I think, however, over the course of the past 20 years, we have been able to put agreements into place that have afforded Southern Nevada the opportunity to take advantage of a lot more Colorado River water than it had 20 years ago. We have entered into a banking arrangement with Arizona. We’re paying it $350 million and it is banking 1.2 million acre-feet of its unused entitlement in its ground water basins for our future use. We have a banking arrangement in California whereby water we don’t use in Nevada we can store in California and take when we need it. We’ve entered into an agreement with California and Arizona to pay for a reservoir structure on the All-American Canal and for payment of that we will receive a one-time block of water that we can take down as long as there are no shortages. So we have the opportunity. I mean, quite frankly, if we didn’t have the drought and climate change staring us in the face, we would not be pursuing the in-state water project.

We’ve also gotten the ability to take water from the Muddy and the Virgin (rivers) … at Saddle Island (in Lake Mead) and we’ve got significant waters on the Virgin and Muddy rivers.

So if we had a Colorado River that was as healthy today as it was in the ’90s, none of the controversy that we’re having to go through right now with the in-state project would even be an issue. We wouldn’t be pursuing it at all. But the reality is that if what the scientists now believe to be the case that this is not just an isolated drought, that this is symptomatic of continuing lesser flows in the Colorado River, then there is a point of crisis that we’re going to hit.

We have two intakes in Lake Mead right now. Lake Mead is full at sea-level elevation 1,204. Our upper intake that was built in 1971 sits at 1,050. The second that we put in the mid-1990s is at 1,000 and we’re currently in the process of putting in the third intake, which will go underneath Lake Mead and come back up at elevation 890. It’s a very difficult project and a very dangerous project to build.

We are currently sitting at sea-level elevation of about 1,107 at Lake Mead. The latest report from the Bureau (of Reclamation) says Lake Mead is going to go down again this year. The snow has been evaporating in the Upper Basin, it’s called sublimation. And so what we thought might possibly be at least a close to normal year has turned pretty dastardly. So we could be as close as elevation 1,090 before the year is out. That puts us 15 feet away from the first shortage declaration.

The agreement we signed with the (Interior) secretary in 2007 along with the other Lower Basin states, at elevation 1,075 the secretary declares the first shortage and Nevada gets cut back. At elevation 1,050 he declares the second shortage, and we get cut back more. At elevation 1,025 he declares the third shortage, and we get cut back even further.
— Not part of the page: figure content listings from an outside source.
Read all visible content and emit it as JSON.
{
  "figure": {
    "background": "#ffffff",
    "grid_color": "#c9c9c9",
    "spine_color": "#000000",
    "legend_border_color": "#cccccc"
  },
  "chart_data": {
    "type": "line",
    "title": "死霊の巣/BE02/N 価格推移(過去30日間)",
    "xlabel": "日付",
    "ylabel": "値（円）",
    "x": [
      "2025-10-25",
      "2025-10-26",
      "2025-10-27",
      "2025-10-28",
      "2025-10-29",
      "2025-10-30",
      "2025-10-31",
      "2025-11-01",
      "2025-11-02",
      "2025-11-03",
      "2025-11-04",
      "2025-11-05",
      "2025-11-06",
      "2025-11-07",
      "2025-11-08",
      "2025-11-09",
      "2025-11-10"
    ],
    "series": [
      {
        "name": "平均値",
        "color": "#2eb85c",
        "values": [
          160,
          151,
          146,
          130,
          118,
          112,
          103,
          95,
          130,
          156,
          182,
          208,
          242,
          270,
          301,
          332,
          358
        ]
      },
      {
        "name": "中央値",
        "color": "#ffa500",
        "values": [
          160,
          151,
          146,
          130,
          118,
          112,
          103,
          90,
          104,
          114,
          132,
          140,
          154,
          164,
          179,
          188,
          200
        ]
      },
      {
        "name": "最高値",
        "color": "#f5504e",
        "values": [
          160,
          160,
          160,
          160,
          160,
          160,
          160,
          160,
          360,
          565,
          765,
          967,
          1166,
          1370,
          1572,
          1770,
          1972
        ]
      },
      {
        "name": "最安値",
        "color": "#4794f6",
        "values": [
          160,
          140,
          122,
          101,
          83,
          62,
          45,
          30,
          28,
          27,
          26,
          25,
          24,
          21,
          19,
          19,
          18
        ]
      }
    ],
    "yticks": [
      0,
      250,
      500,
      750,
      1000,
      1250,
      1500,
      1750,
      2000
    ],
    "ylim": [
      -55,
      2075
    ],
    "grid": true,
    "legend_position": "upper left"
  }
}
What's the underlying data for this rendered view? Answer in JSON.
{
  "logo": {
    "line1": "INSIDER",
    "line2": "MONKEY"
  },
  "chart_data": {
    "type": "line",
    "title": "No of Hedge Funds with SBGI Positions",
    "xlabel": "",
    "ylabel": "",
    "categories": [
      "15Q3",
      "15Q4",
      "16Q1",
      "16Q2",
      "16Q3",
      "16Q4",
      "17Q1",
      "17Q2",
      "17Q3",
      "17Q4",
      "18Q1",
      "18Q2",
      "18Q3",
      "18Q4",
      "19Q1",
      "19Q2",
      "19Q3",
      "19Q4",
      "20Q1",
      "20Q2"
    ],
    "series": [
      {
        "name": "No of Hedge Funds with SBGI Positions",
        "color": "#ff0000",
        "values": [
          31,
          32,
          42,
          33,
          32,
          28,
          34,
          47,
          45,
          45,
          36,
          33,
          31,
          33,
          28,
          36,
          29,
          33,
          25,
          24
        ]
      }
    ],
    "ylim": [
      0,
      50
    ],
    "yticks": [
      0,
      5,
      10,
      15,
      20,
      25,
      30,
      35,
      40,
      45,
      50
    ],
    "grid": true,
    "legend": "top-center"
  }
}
Well, at 1,025 in Lake Mead you have less water than what the annual demand is. If we get to an elevation less than 1,000 we have less than 500,000 acre-feet left in Lake Mead.

The possibility of that happening puts this community in a horrible position of risk. You cannot conserve 90 percent of your water supply, it is physically impossible. You won’t have enough fire pressure in the hydrants to put out a fire. For that reason, to protect the community, we started developing the in-state project, because you have to bring water in from a place that is geologically separate from the Colorado River. You can’t depend on the river anymore.

All the exchanges, whether it’s ocean desalting that we’re working on with Arizona and California, whether it’s the banks — if you physically can’t take it, if the lake is in that dire stress, none of those work anymore. So we have to be able to bring water in from outside the basin and the only place that Nevada has is to look at its unused, unappropriated ground water, which is what we’ve filed on.